Sleep Deprivation is an insidious problem that is spreading among populations young and old alike.

Though an occasional bout of insomnia is quite normal, chronic sleep deprivation can lead to serious illness and even injury. Sleep deprivation has been attributed to thousands of automobile accidents, on-the-job accidents, and poor decision-making.

People who are sleep-deprived tend to be irritable and often angry, thus their behavior is often profoundly influenced by the adverse effects of sleep deprivation.

Sleep deprivation can be attributed to a number of causes including:


High Paced Lifestyle

Poor Eating Habits

Physiological Sleep Disorders

Shift Work


Lost production time, accidents, and physician costs are rising as more and more people are suffering from sleep problems. Studies suggest that a majority of the population is chronically sleep-deprived.

Why sleep?

Sleep is necessary for brain cells to regenerate and for body systems to recover from their daily work. Sleep also rejuvenates the body, mind, and spirit; prepping you for the challenges you will face day in and day out.

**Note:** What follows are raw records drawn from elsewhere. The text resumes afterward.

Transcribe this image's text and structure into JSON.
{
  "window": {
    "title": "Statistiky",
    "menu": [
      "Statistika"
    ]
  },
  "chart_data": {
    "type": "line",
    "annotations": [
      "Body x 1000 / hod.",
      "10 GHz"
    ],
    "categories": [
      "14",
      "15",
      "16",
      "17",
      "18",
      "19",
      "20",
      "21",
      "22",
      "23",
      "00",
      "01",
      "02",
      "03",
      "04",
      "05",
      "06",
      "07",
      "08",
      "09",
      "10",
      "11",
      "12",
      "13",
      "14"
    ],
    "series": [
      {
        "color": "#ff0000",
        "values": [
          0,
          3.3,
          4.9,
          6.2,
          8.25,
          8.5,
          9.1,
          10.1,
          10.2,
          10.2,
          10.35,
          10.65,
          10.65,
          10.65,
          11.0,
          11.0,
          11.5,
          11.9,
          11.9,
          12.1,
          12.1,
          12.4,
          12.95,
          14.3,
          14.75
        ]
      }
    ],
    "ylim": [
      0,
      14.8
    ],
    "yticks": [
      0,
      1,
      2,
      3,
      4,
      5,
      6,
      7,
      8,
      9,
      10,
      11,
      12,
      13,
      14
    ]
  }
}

Not sure if you’re one of the thousands of people suffering from sleep deprivation? Take our sleep challenge test.

Sleep Test

Do you fall asleep within a minute or two of lying down?

Do you have a hard time remembering obvious details?

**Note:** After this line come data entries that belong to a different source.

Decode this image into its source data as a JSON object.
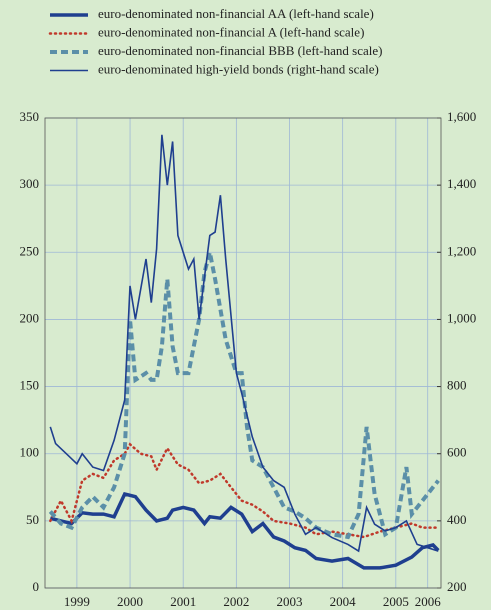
{
  "chart_data": {
    "type": "line",
    "xlim": [
      1998.9,
      2006.35
    ],
    "xticks": [
      {
        "value": 1999.5,
        "label": "1999"
      },
      {
        "value": 2000.5,
        "label": "2000"
      },
      {
        "value": 2001.5,
        "label": "2001"
      },
      {
        "value": 2002.5,
        "label": "2002"
      },
      {
        "value": 2003.5,
        "label": "2003"
      },
      {
        "value": 2004.5,
        "label": "2004"
      },
      {
        "value": 2005.5,
        "label": "2005"
      },
      {
        "value": 2006.1,
        "label": "2006"
      }
    ],
    "ylim": [
      0,
      350
    ],
    "yticks": [
      0,
      50,
      100,
      150,
      200,
      250,
      300,
      350
    ],
    "y2lim": [
      200,
      1600
    ],
    "y2ticks": [
      200,
      400,
      600,
      800,
      {
        "value": 1000,
        "label": "1,000"
      },
      {
        "value": 1200,
        "label": "1,200"
      },
      {
        "value": 1400,
        "label": "1,400"
      },
      {
        "value": 1600,
        "label": "1,600"
      }
    ],
    "grid": true,
    "series": [
      {
        "name": "euro-denominated non-financial AA (left-hand scale)",
        "color": "#1f3f8f",
        "style": "solid-thick",
        "x": [
          1999.0,
          1999.2,
          1999.4,
          1999.6,
          1999.8,
          2000.0,
          2000.2,
          2000.4,
          2000.6,
          2000.8,
          2001.0,
          2001.2,
          2001.3,
          2001.5,
          2001.7,
          2001.9,
          2002.0,
          2002.2,
          2002.4,
          2002.6,
          2002.8,
          2003.0,
          2003.2,
          2003.4,
          2003.6,
          2003.8,
          2004.0,
          2004.3,
          2004.6,
          2004.9,
          2005.2,
          2005.5,
          2005.8,
          2006.0,
          2006.2,
          2006.3
        ],
        "values": [
          52,
          50,
          48,
          56,
          55,
          55,
          53,
          70,
          68,
          58,
          50,
          52,
          58,
          60,
          58,
          48,
          53,
          52,
          60,
          55,
          42,
          48,
          38,
          35,
          30,
          28,
          22,
          20,
          22,
          15,
          15,
          17,
          23,
          30,
          32,
          28
        ]
      },
      {
        "name": "euro-denominated non-financial A (left-hand scale)",
        "color": "#c0392b",
        "style": "dotted",
        "x": [
          1999.0,
          1999.2,
          1999.4,
          1999.6,
          1999.8,
          2000.0,
          2000.2,
          2000.4,
          2000.5,
          2000.7,
          2000.9,
          2001.0,
          2001.2,
          2001.4,
          2001.6,
          2001.8,
          2002.0,
          2002.2,
          2002.4,
          2002.6,
          2002.8,
          2003.0,
          2003.2,
          2003.5,
          2003.8,
          2004.0,
          2004.3,
          2004.6,
          2004.9,
          2005.2,
          2005.5,
          2005.8,
          2006.0,
          2006.3
        ],
        "values": [
          50,
          65,
          50,
          80,
          85,
          82,
          95,
          100,
          107,
          100,
          98,
          88,
          104,
          92,
          88,
          78,
          80,
          85,
          75,
          65,
          62,
          57,
          50,
          48,
          45,
          40,
          42,
          40,
          38,
          42,
          45,
          48,
          45,
          45
        ]
      },
      {
        "name": "euro-denominated non-financial BBB (left-hand scale)",
        "color": "#5b8fa8",
        "style": "dashed",
        "x": [
          1999.0,
          1999.2,
          1999.4,
          1999.6,
          1999.8,
          2000.0,
          2000.2,
          2000.4,
          2000.5,
          2000.6,
          2000.8,
          2000.9,
          2001.0,
          2001.1,
          2001.2,
          2001.3,
          2001.4,
          2001.6,
          2001.8,
          2001.9,
          2002.0,
          2002.1,
          2002.3,
          2002.5,
          2002.6,
          2002.7,
          2002.8,
          2003.0,
          2003.2,
          2003.4,
          2003.6,
          2003.8,
          2004.0,
          2004.3,
          2004.6,
          2004.8,
          2004.95,
          2005.1,
          2005.3,
          2005.5,
          2005.7,
          2005.8,
          2006.0,
          2006.2,
          2006.3
        ],
        "values": [
          57,
          48,
          45,
          60,
          68,
          60,
          75,
          100,
          200,
          155,
          160,
          155,
          155,
          180,
          230,
          180,
          160,
          160,
          200,
          235,
          250,
          230,
          185,
          160,
          160,
          120,
          95,
          90,
          75,
          60,
          57,
          52,
          45,
          40,
          38,
          55,
          120,
          70,
          40,
          45,
          90,
          55,
          65,
          75,
          80
        ]
      },
      {
        "name": "euro-denominated high-yield bonds (right-hand scale)",
        "color": "#1f3f8f",
        "style": "solid-thin",
        "axis": "y2",
        "x": [
          1999.0,
          1999.1,
          1999.3,
          1999.5,
          1999.6,
          1999.8,
          2000.0,
          2000.2,
          2000.4,
          2000.5,
          2000.6,
          2000.8,
          2000.9,
          2001.0,
          2001.1,
          2001.2,
          2001.3,
          2001.4,
          2001.6,
          2001.7,
          2001.8,
          2002.0,
          2002.1,
          2002.2,
          2002.3,
          2002.5,
          2002.6,
          2002.8,
          2003.0,
          2003.2,
          2003.4,
          2003.6,
          2003.8,
          2004.0,
          2004.3,
          2004.6,
          2004.8,
          2004.95,
          2005.1,
          2005.3,
          2005.5,
          2005.7,
          2005.9,
          2006.1,
          2006.3
        ],
        "values": [
          680,
          630,
          600,
          570,
          600,
          560,
          550,
          640,
          760,
          1100,
          1000,
          1180,
          1050,
          1210,
          1550,
          1400,
          1530,
          1250,
          1150,
          1180,
          1000,
          1250,
          1260,
          1370,
          1180,
          840,
          780,
          650,
          560,
          520,
          500,
          420,
          360,
          380,
          350,
          330,
          310,
          440,
          390,
          370,
          380,
          400,
          330,
          320,
          310
        ]
      }
    ]
  }
}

Do you feel anxious or groggy?

Do you often find yourself lethargic?

Would you describe your health as poor?

Are you often moody, angry, or tearful?

If you answered yes to any of these questions there is a possibility that you may not be getting a good night’s rest.

Secrets of a Sound Nights Sleep

So what do you do if you are one of the millions of chronically sleep-deprived beings wandering the earth?

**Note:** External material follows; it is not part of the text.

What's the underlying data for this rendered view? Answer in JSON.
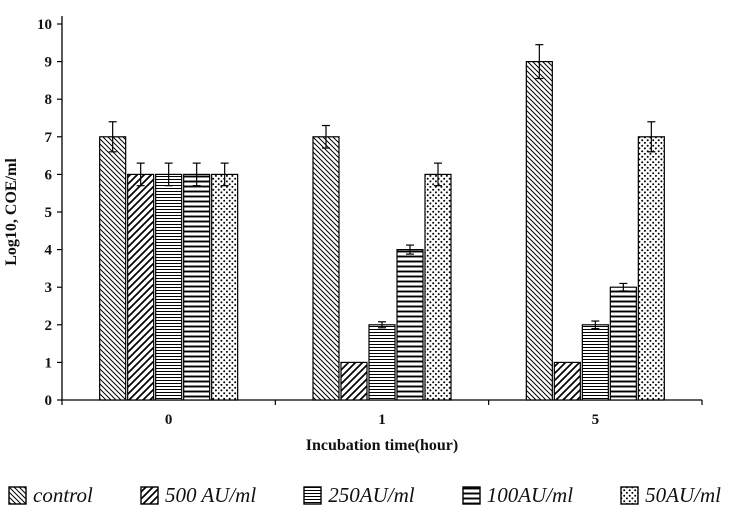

There are several steps you can take to ensure that you get a good night’s sleep. You can even get a sound night’s sleep on just a few hours of quality rest every night. No matter who you are or what you do, there is hope.

Efficient sleepers have known for years that there are secrets to sleeping well.

Some of the more common strategies employed by sound sleepers include the following:

Creation of a bedtime routine.

Use of a bedroom sanctuary.

Minimal stimulation late in the evening.

Avoidance of excessive stimulants several hours prior to bedtime.

Minimal alcohol consumption up to two hours before bedtime.

There are hundreds of things you can do to improve the quality of your sleep. Natural supplements including melatonin have been used by shift workers and travelers for years to improve the quality of their sleep when outside their normal sleep environment.

The key to a good night’s sleep is figuring out what works for you and then sticking with it. Remember a good night’s sleep is well worth the small effort it takes to create a routine. A life lived recharged and revived is worth living.